Can we live without plastic
That’s a very interesting question. Plastic is a very versatile and useful material that has many applications in our daily lives, such as packaging, clothing, medical equipment, electronics, and more. However, plastic also poses a serious threat to the environment, as it is made from fossil fuels, takes a long time to degrade, and pollutes the oceans and landfills. According to BBC Future, plastic could account for 20% of oil production by 2050 and plastic waste is so widespread that it could be used as a geological indicator of the Anthropocene.
A world entirely without plastic is unrealistic, as it would require a drastic change in our lifestyles and consumption patterns. However, we can try to live with less plastic by reducing our demand for single-use plastics, choosing more sustainable alternatives such as glass, aluminum, paper, or biodegradable materials, and adopting a circular economy model that reuses, repairs, recycles, and renews resources as much as possible. This way, we can minimize the negative impacts of plastic on our health and the planet.
Living without plastic would also require a shift in how we dress. In 2018, 62% of the textile fibres produced worldwide were synthetic, made from petrochemicals. While cotton and other natural fibres are more environmentally friendly, they also have drawbacks such as water consumption, pesticide use, and land degradation. Therefore, we need to find a balance between the quality, durability, and affordability of our clothing choices.
Plastic is not inherently bad; it is our behaviour and mismanagement that make it harmful. As one expert said: “We can definitely live without plastic but we need to look at plastic as a resource. Right now, plastic has become a symbol of our behavioural mismanagement. By being more aware and responsible about our plastic use, we can live with less plastic and more harmony with nature.
Enzymatic plastic degradation is an exciting field that has the potential to revolutionize how we deal with plastic waste. While there are still many challenges to overcome, the progress made so far is encouraging. By studying the natural processes of plastic degradation in insects, bacteria, and fungi, researchers have been able to identify enzymes that can break down plastics in a much more sustainable way than traditional recycling methods.
While there are still many questions to be answered about how enzymatic plastic degradation will work on a large scale, there are already some promising developments.

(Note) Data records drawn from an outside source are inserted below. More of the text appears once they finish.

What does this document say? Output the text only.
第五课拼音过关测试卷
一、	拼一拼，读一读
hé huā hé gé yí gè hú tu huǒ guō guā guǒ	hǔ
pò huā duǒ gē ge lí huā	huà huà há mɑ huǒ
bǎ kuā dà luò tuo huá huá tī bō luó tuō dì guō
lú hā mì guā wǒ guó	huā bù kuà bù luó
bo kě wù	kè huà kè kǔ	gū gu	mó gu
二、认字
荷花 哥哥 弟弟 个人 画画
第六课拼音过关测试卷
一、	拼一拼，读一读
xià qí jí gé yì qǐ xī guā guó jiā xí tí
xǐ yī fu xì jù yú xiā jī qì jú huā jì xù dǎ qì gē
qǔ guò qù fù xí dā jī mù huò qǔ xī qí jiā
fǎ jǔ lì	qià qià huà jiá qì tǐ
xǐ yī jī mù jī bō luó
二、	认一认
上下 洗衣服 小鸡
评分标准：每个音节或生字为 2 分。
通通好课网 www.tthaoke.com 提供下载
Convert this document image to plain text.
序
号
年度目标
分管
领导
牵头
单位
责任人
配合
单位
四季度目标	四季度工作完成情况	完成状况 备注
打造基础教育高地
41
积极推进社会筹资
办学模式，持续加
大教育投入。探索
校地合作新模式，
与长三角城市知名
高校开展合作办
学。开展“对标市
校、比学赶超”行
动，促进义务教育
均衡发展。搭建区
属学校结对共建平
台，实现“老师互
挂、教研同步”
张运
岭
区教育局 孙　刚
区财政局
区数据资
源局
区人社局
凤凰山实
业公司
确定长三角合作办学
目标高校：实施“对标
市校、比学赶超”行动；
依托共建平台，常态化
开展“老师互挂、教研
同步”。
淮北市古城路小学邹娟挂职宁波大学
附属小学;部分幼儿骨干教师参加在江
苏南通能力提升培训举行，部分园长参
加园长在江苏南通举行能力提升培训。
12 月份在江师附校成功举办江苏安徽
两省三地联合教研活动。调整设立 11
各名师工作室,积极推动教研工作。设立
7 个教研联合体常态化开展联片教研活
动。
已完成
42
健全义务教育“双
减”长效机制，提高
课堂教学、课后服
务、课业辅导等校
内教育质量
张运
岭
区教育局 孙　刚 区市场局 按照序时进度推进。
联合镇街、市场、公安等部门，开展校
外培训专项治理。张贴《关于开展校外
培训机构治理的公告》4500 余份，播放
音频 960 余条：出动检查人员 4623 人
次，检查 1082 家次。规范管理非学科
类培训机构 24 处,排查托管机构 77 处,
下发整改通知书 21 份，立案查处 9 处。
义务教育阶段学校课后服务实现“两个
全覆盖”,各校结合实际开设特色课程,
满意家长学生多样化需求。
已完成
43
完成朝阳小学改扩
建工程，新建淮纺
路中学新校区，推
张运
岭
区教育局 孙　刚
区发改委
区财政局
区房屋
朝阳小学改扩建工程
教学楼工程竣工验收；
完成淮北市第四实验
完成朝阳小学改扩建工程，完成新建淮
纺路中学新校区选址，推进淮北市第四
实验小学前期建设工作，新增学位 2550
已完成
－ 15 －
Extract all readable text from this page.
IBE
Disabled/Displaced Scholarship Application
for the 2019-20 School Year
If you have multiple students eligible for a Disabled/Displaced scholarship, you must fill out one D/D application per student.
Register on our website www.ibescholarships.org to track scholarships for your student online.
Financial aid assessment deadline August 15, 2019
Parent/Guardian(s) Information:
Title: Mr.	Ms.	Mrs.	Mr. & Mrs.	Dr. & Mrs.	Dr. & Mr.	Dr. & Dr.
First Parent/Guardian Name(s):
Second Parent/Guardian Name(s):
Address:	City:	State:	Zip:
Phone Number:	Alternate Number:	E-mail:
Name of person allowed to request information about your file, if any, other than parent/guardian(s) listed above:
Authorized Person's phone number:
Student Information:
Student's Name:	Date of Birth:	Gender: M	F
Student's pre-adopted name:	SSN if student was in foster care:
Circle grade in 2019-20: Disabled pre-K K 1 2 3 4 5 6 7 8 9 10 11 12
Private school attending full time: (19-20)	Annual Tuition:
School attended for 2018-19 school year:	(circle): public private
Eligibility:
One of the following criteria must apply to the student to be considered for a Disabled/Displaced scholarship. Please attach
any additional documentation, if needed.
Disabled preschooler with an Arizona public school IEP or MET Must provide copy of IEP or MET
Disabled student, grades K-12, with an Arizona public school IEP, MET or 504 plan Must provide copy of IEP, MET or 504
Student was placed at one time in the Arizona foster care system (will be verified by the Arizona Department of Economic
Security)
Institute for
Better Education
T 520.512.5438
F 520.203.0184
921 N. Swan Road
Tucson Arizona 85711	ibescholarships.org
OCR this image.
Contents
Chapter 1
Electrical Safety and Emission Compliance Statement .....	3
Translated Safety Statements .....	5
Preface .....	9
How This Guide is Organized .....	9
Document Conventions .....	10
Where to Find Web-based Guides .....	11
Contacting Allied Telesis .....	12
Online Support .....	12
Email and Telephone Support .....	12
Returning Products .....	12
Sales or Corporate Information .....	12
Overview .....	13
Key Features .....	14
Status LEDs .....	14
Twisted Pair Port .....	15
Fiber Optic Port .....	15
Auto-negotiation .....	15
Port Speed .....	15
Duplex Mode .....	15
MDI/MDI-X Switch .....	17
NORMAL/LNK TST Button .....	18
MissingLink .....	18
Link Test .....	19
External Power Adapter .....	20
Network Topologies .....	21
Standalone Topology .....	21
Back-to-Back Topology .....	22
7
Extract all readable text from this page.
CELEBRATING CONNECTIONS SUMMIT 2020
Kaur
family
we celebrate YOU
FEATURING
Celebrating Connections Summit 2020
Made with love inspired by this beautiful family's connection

Companies like Carbios and Evanesto are already producing products made from biodegradable plastics that can be composted at home, and major brands like L’Oréal, Nestlé, Pepsi, and Puma have invested in the technology.
As we continue to learn more about the potential of enzymatic plastic degradation, it’s clear that this is a field that will continue to grow and evolve. It’s an exciting time to be involved in the science of plastics, and we can look forward to a future where we can enjoy the convenience of plastic products without sacrificing our environment or our health.